Echoing McCarthy’s remarks, Senate Republican Leader Mitch McConnell (R-Ky.) issued a statement calling passage of the bill partisan and ill-conceived.

“They jammed through a bill that even liberal economists and editorial boards say is not well targeted to this stage of the fight,” McConnell said. “More than a third of its spending, including more than 90 [percent] of the K-12 school funding, would not even go out this fiscal year.”

Republican Senate Majority Leader Mitch McConnell (R-Ky.) speaks to the media after the Republican's weekly senate luncheon in the U.S. Capitol in Washington on Dec. 8, 2020. (Kevin Dietsch/Pool/Getty Images)
Republican Senate Majority Leader Mitch McConnell (R-Ky.) speaks to the media after the Republican's weekly senate luncheon in the U.S. Capitol in Washington on Dec. 8, 2020. (Kevin Dietsch/Pool/Getty Images)
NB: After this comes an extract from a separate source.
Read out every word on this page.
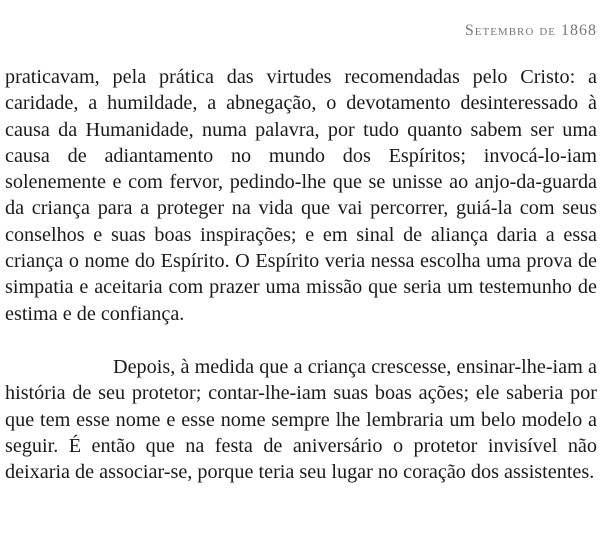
Setembro de 1868

praticavam, pela prática das virtudes recomendadas pelo Cristo: a caridade, a humildade, a abnegação, o devotamento desinteressado à causa da Humanidade, numa palavra, por tudo quanto sabem ser uma causa de adiantamento no mundo dos Espíritos; invocá-lo-iam solenemente e com fervor, pedindo-lhe que se unisse ao anjo-da-guarda da criança para a proteger na vida que vai percorrer, guiá-la com seus conselhos e suas boas inspirações; e em sinal de aliança daria a essa criança o nome do Espírito. O Espírito veria nessa escolha uma prova de simpatia e aceitaria com prazer uma missão que seria um testemunho de estima e de confiança.

Depois, à medida que a criança crescesse, ensinar-lhe-iam a história de seu protetor; contar-lhe-iam suas boas ações; ele saberia por que tem esse nome e esse nome sempre lhe lembraria um belo modelo a seguir. É então que na festa de aniversário o protetor invisível não deixaria de associar-se, porque teria seu lugar no coração dos assistentes.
“Even worse than all the non-COVID-related liberal spending are the actively harmful policies that would stall our reopening, block rehiring, and slow down the recovery for American families,” he added.

“Just one provision of their bill would kill 1.4 million jobs on its own,” McConnell wrote, presumably referring to the inclusion of the $15 federal minimum wage mandate in the bill. A February study (pdf) by the nonpartisan Congressional Budget Office found that boosting the minimum wage to $15 an hour by 2025 would cost 1.4 million jobs over four years, although it would raise wages for around 27 million people and lift 900,000 people out of poverty.

“We should be optimistically teeing up a roaring American comeback—reopening schools now, accelerating vaccines, and matching laid-off workers with job openings as quickly as possible,” McConnell said.

Calling the bill “the most progressive domestic legislation in a generation,” McConnell denounced the partisan vote as a “deliberately partisan process and a missed opportunity to meet Americans’ needs.”

While the House version of the bill contains the federal minimum wage boost, it is likely to be cut in the Senate version. The Senate parliamentarian ruled on Thursday that the minimum wage hike provision did not meet budget rules under the reconciliation process.

Democrats are hoping for the bill to be signed into law before March 14, when enhanced unemployment benefits and other aid are due to expire.